Those of us here at PCHA aren’t above getting into unanswerable, idiotic drunken arguments that get repeated year after year after year. One of them is the relative popularity of sports in the U.S. While everyone basically agrees that football is the king, The Dilemma argues that baseball is number two and vibrant; I argue that basketball will soon be number two if it isn’t already since nobody under 30 knows what baseball is; and the Husky Canadian likes to pretend that we still live in a world where the NHL is part of the Big Four, not looking in at the Big Three with longing.
The problem, of course, is that each sport is different, and that finding any sort of control group is nearly impossible. That’s why the ratings from Sunday night are so enlightening, at least as far as the NBA and NHL are concerned. You had a Finals game in each sport, starting and ending at the same time, both on national broadcast networks, and both featuring well-known, old-school teams from Top 7 television markets.

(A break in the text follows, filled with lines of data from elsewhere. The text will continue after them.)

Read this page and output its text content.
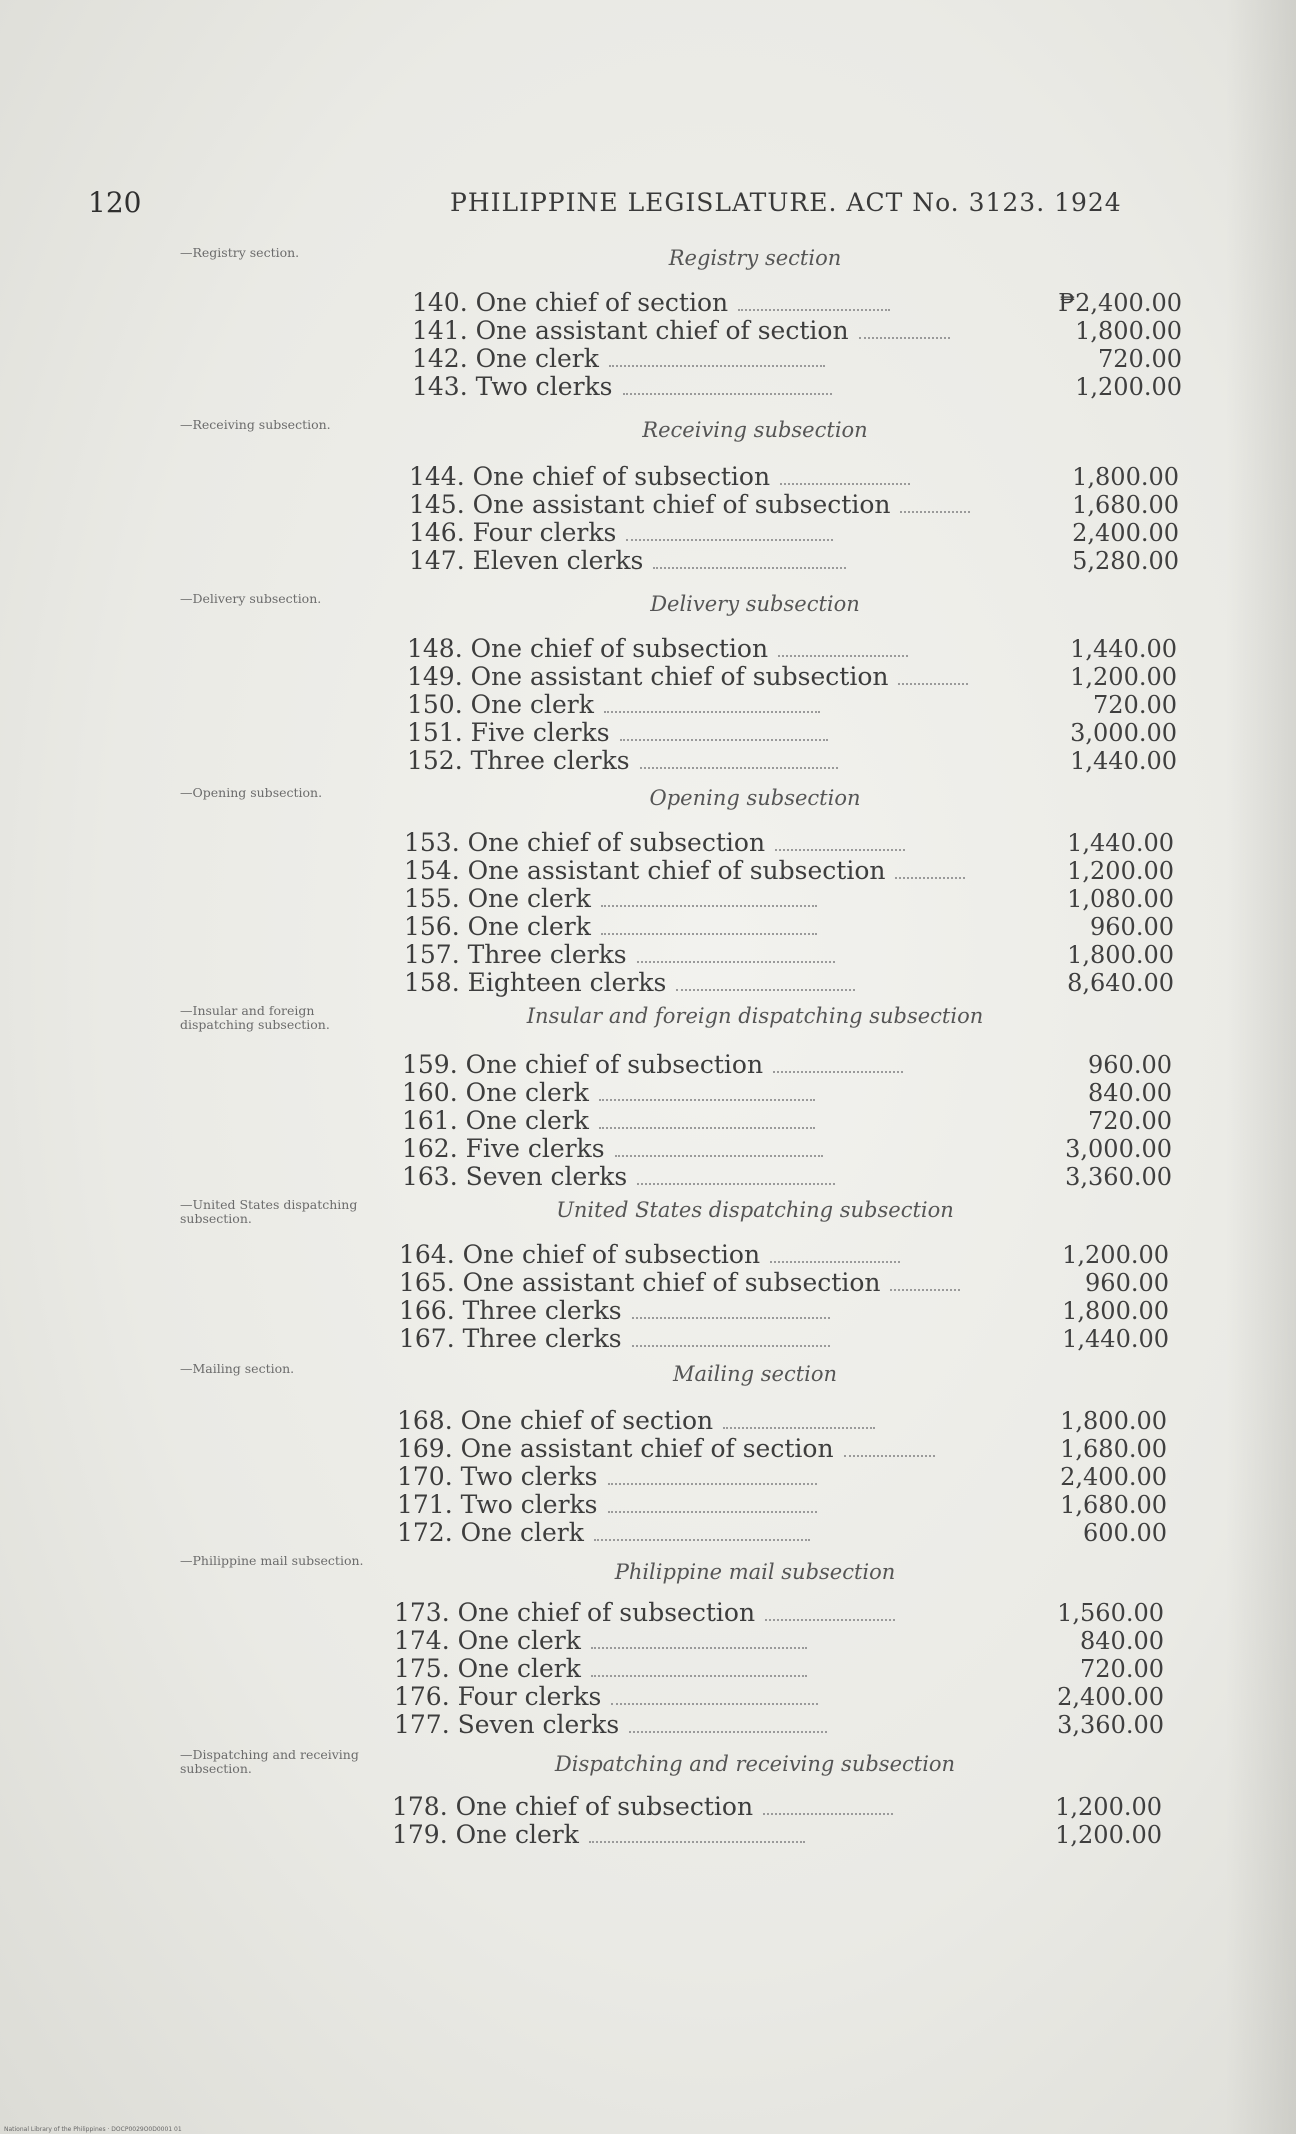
120	PHILIPPINE LEGISLATURE. ACT No. 3123. 1924
—Registry section.	Registry section
140. One chief of section	₱2,400.00
141. One assistant chief of section	1,800.00
142. One clerk	720.00
143. Two clerks	1,200.00
—Receiving subsection.	Receiving subsection
144. One chief of subsection	1,800.00
145. One assistant chief of subsection	1,680.00
146. Four clerks	2,400.00
147. Eleven clerks	5,280.00
—Delivery subsection.	Delivery subsection
148. One chief of subsection	1,440.00
149. One assistant chief of subsection	1,200.00
150. One clerk	720.00
151. Five clerks	3,000.00
152. Three clerks	1,440.00
—Opening subsection.	Opening subsection
153. One chief of subsection	1,440.00
154. One assistant chief of subsection	1,200.00
155. One clerk	1,080.00
156. One clerk	960.00
157. Three clerks	1,800.00
158. Eighteen clerks	8,640.00
—Insular and foreign dispatching subsection.	Insular and foreign dispatching subsection
159. One chief of subsection	960.00
160. One clerk	840.00
161. One clerk	720.00
162. Five clerks	3,000.00
163. Seven clerks	3,360.00
—United States dispatching subsection.	United States dispatching subsection
164. One chief of subsection	1,200.00
165. One assistant chief of subsection	960.00
166. Three clerks	1,800.00
167. Three clerks	1,440.00
—Mailing section.	Mailing section
168. One chief of section	1,800.00
169. One assistant chief of section	1,680.00
170. Two clerks	2,400.00
171. Two clerks	1,680.00
172. One clerk	600.00
—Philippine mail subsection.	Philippine mail subsection
173. One chief of subsection	1,560.00
174. One clerk	840.00
175. One clerk	720.00
176. Four clerks	2,400.00
177. Seven clerks	3,360.00
—Dispatching and receiving subsection.	Dispatching and receiving subsection
178. One chief of subsection	1,200.00
179. One clerk	1,200.00
National Library of the Philippines · DOCP0029O0D0001 01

As with anything, there were some variables between them. In the basketball corner, the game was closer and it featured arguably the league’s most famous player (of course, no hockey player is truly famous which isn’t really the NBA’s fault). In the hockey corner, Philly and Chicago were playing Game 5 of a tied series, while the Lakers and Celtics were only in Game 2.
The results? Well, let’s just say that any talk of hockey getting back to Big Four status is indeed premature. The NBA Finals got a 10.9 overnight rating; the NHL got a 4.0. In the demo of 18-49, the NBA got a 6.3 vs. 2.4 for the NHL. By every measurable statistic, the NBA had nearly three times more people watching their game.
The saddest part? The NHL is bragging about these numbers, because they are significantly less pathetic than what they’ve been drawing lately.
Leave it to Gary Bettman to insist on measurable proof on how badly he’s run his sport into the ground.